Clinical Quality

Measuring Clinical Quality @ BJC Healthcare

January 2012 — An example of a recent Best In Class scorecard for Barnes-Jewish Hospital in St. Louis, Missouri

January 2012 — An example of a recent Best In Class scorecard for Barnes-Jewish Hospital in St. Louis, Missouri

In order to align with annual priorities and the past year's areas for improvement, organizational clinical quality scorecards were designed and implemented every year at BJC Healthcare. Changing metrics and requirements along with moving targets as a result of process improvement projects, made this annual process very intensive, but critical in order to maintain a high level of clinical quality.

The year before I took on this project, an outside consulting firm developed a streamlined process flow to evaluate the thousands of metrics from organizations like the Centers for Medicare and Medicaid and the National Quality Forum. As with many complex processes, the devil was in the details and my team developed a SharePoint database to manage and document the criteria and evaluation for each measure consistently and efficiently.
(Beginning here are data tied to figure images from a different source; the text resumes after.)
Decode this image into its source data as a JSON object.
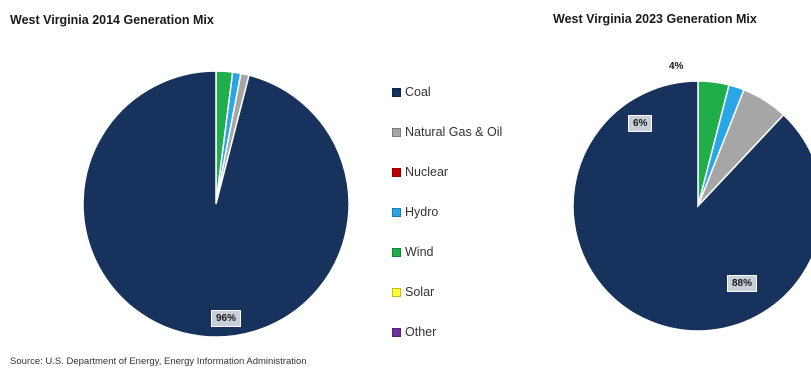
{
  "chart_data": [
    {
      "type": "pie",
      "title": "West Virginia 2014 Generation Mix",
      "categories": [
        "Coal",
        "Natural Gas & Oil",
        "Nuclear",
        "Hydro",
        "Wind",
        "Solar",
        "Other"
      ],
      "values": [
        96,
        1,
        0,
        1,
        2,
        0,
        0
      ],
      "data_labels": [
        {
          "category": "Coal",
          "text": "96%"
        }
      ]
    },
    {
      "type": "pie",
      "title": "West Virginia 2023 Generation Mix",
      "categories": [
        "Coal",
        "Natural Gas & Oil",
        "Nuclear",
        "Hydro",
        "Wind",
        "Solar",
        "Other"
      ],
      "values": [
        88,
        6,
        0,
        2,
        4,
        0,
        0
      ],
      "data_labels": [
        {
          "category": "Coal",
          "text": "88%"
        },
        {
          "category": "Natural Gas & Oil",
          "text": "6%"
        },
        {
          "category": "Wind",
          "text": "4%"
        }
      ]
    }
  ],
  "legend": {
    "placement": "center",
    "items": [
      {
        "label": "Coal",
        "color": "#17325c"
      },
      {
        "label": "Natural Gas & Oil",
        "color": "#a6a6a6"
      },
      {
        "label": "Nuclear",
        "color": "#c00000"
      },
      {
        "label": "Hydro",
        "color": "#2aa6e6"
      },
      {
        "label": "Wind",
        "color": "#1fae4a"
      },
      {
        "label": "Solar",
        "color": "#ffff33"
      },
      {
        "label": "Other",
        "color": "#7030a0"
      }
    ]
  },
  "source": "Source: U.S. Department of Energy, Energy Information Administration"
}
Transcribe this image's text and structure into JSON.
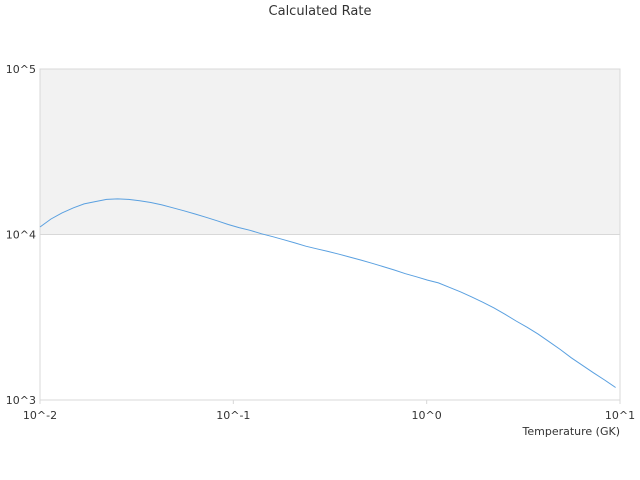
{
  "chart_data": {
    "type": "line",
    "title": "Calculated Rate",
    "xlabel": "Temperature (GK)",
    "ylabel": "",
    "x_scale": "log",
    "y_scale": "log",
    "xlim": [
      0.01,
      10
    ],
    "ylim": [
      1000,
      100000
    ],
    "x_ticks": [
      {
        "value": 0.01,
        "label": "10^-2"
      },
      {
        "value": 0.1,
        "label": "10^-1"
      },
      {
        "value": 1,
        "label": "10^0"
      },
      {
        "value": 10,
        "label": "10^1"
      }
    ],
    "y_ticks": [
      {
        "value": 1000,
        "label": "10^3"
      },
      {
        "value": 10000,
        "label": "10^4"
      },
      {
        "value": 100000,
        "label": "10^5"
      }
    ],
    "alternating_band_color": "#f2f2f2",
    "series": [
      {
        "color": "#5aa0e0",
        "x": [
          0.01,
          0.0114,
          0.013,
          0.0149,
          0.0169,
          0.0193,
          0.0221,
          0.0252,
          0.0287,
          0.0328,
          0.0374,
          0.0427,
          0.0487,
          0.0556,
          0.0634,
          0.0723,
          0.0825,
          0.0941,
          0.107,
          0.122,
          0.14,
          0.16,
          0.182,
          0.208,
          0.237,
          0.27,
          0.308,
          0.352,
          0.401,
          0.458,
          0.523,
          0.596,
          0.68,
          0.776,
          0.886,
          1.01,
          1.15,
          1.31,
          1.5,
          1.71,
          1.95,
          2.23,
          2.54,
          2.9,
          3.31,
          3.77,
          4.3,
          4.91,
          5.6,
          6.39,
          7.29,
          8.32,
          9.49
        ],
        "y": [
          11100,
          12400,
          13500,
          14500,
          15300,
          15800,
          16300,
          16400,
          16300,
          16000,
          15600,
          15100,
          14500,
          13900,
          13300,
          12700,
          12100,
          11500,
          11000,
          10600,
          10100,
          9700,
          9300,
          8900,
          8500,
          8200,
          7900,
          7600,
          7300,
          7000,
          6700,
          6400,
          6100,
          5800,
          5550,
          5300,
          5100,
          4800,
          4500,
          4200,
          3900,
          3600,
          3300,
          3000,
          2750,
          2500,
          2250,
          2020,
          1800,
          1620,
          1460,
          1320,
          1190
        ]
      }
    ]
  }
}
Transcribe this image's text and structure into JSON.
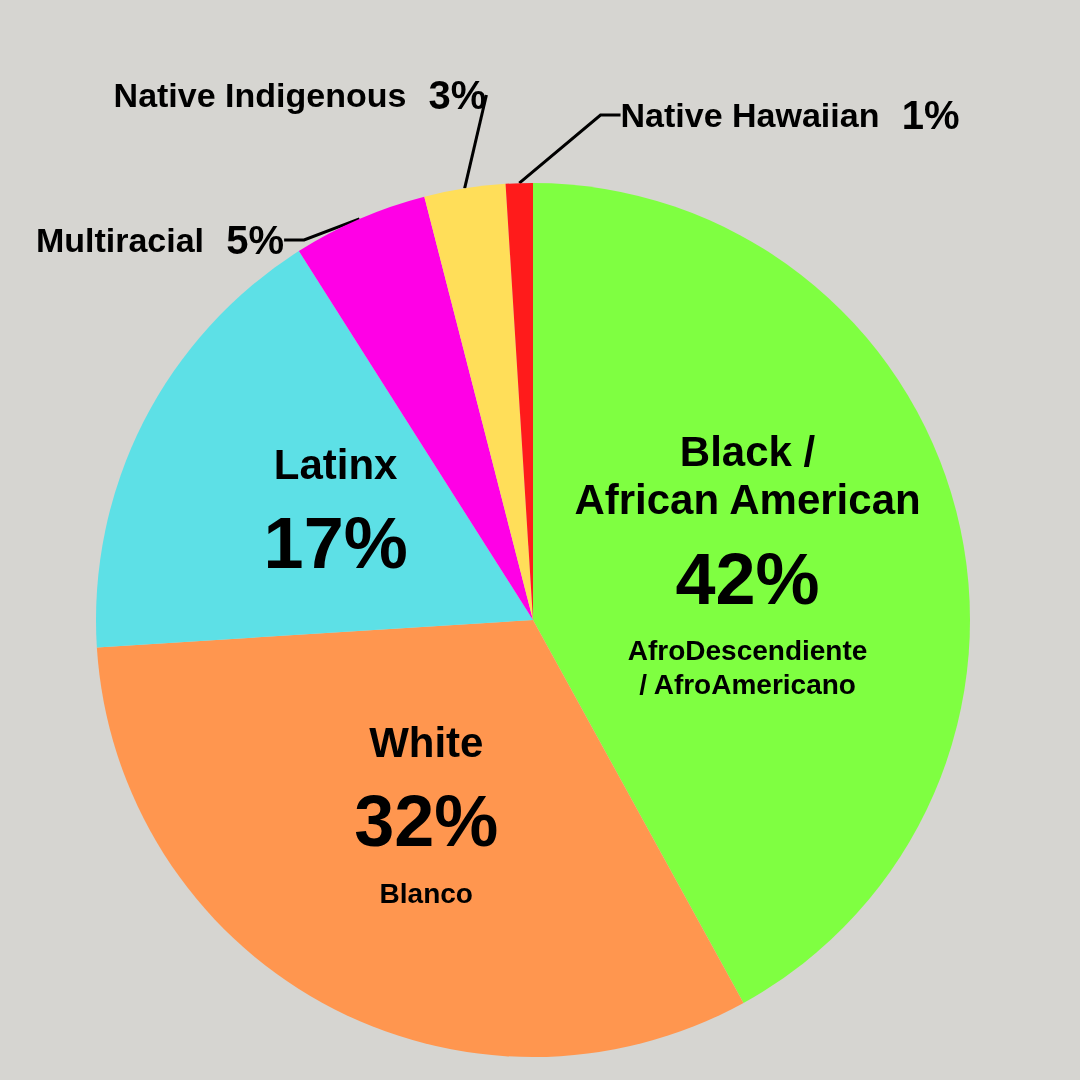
{
  "chart_data": {
    "type": "pie",
    "categories": [
      "Black / African American",
      "White",
      "Latinx",
      "Multiracial",
      "Native Indigenous",
      "Native Hawaiian"
    ],
    "values": [
      42,
      32,
      17,
      5,
      3,
      1
    ],
    "colors": [
      "#7fff41",
      "#ff964f",
      "#5de0e6",
      "#ff00e6",
      "#ffde59",
      "#ff1b1b"
    ],
    "value_labels": [
      "42%",
      "32%",
      "17%",
      "5%",
      "3%",
      "1%"
    ],
    "legend": false,
    "annotations": [
      {
        "text": "AfroDescendiente / AfroAmericano",
        "x": "Black / African American"
      },
      {
        "text": "Blanco",
        "x": "White"
      }
    ]
  }
}
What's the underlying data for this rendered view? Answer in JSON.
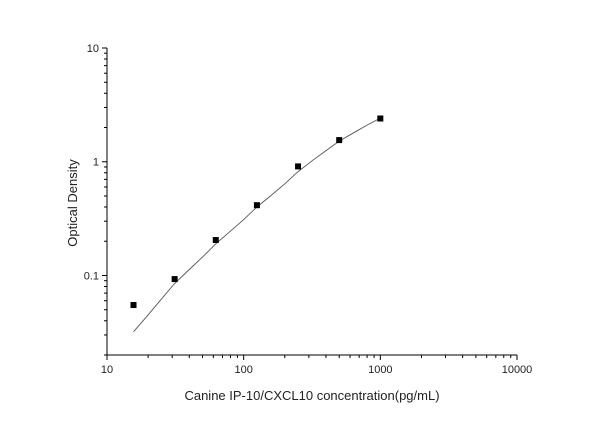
{
  "chart_data": {
    "type": "scatter",
    "title": "",
    "xlabel": "Canine IP-10/CXCL10 concentration(pg/mL)",
    "ylabel": "Optical Density",
    "x_scale": "log",
    "y_scale": "log",
    "xlim": [
      10,
      10000
    ],
    "ylim": [
      0.02,
      10
    ],
    "x_ticks": [
      10,
      100,
      1000,
      10000
    ],
    "x_tick_labels": [
      "10",
      "100",
      "1000",
      "10000"
    ],
    "y_ticks": [
      0.1,
      1,
      10
    ],
    "y_tick_labels": [
      "0.1",
      "1",
      "10"
    ],
    "grid": false,
    "legend": "none",
    "series": [
      {
        "kind": "points",
        "marker": "square",
        "color": "#000000",
        "x": [
          15.63,
          31.25,
          62.5,
          125,
          250,
          500,
          1000
        ],
        "y": [
          0.055,
          0.093,
          0.205,
          0.415,
          0.91,
          1.55,
          2.4
        ]
      },
      {
        "kind": "fitted-curve",
        "color": "#555555",
        "x": [
          15.63,
          20,
          25,
          31.25,
          40,
          50,
          62.5,
          80,
          100,
          125,
          160,
          200,
          250,
          320,
          400,
          500,
          640,
          800,
          1000
        ],
        "y": [
          0.032,
          0.045,
          0.062,
          0.085,
          0.113,
          0.145,
          0.19,
          0.245,
          0.31,
          0.4,
          0.51,
          0.64,
          0.82,
          1.03,
          1.25,
          1.52,
          1.8,
          2.1,
          2.42
        ]
      }
    ]
  }
}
Each metric was subject to three levels of evaluation with different criteria by five multi-disciplinary workgroups, so we worked to maintain accuracy and easy access to decision rationale and results. 

After vetting through the series of workgroups and executive approvals we transitioned designs to the technical team for development. In total, 16 hospital and alternate site scorecards were developed and implemented for the year to help clinical leaders monitor and prioritize their efforts to lead in clinical quality.

My role on this team was project manager. I developed and maintained an intensely sensitive schedule, managed and coordinated the workgroups responsible for evaluating metrics and ensured quality of our evaluation with the design and maintenance of our SharePoint database.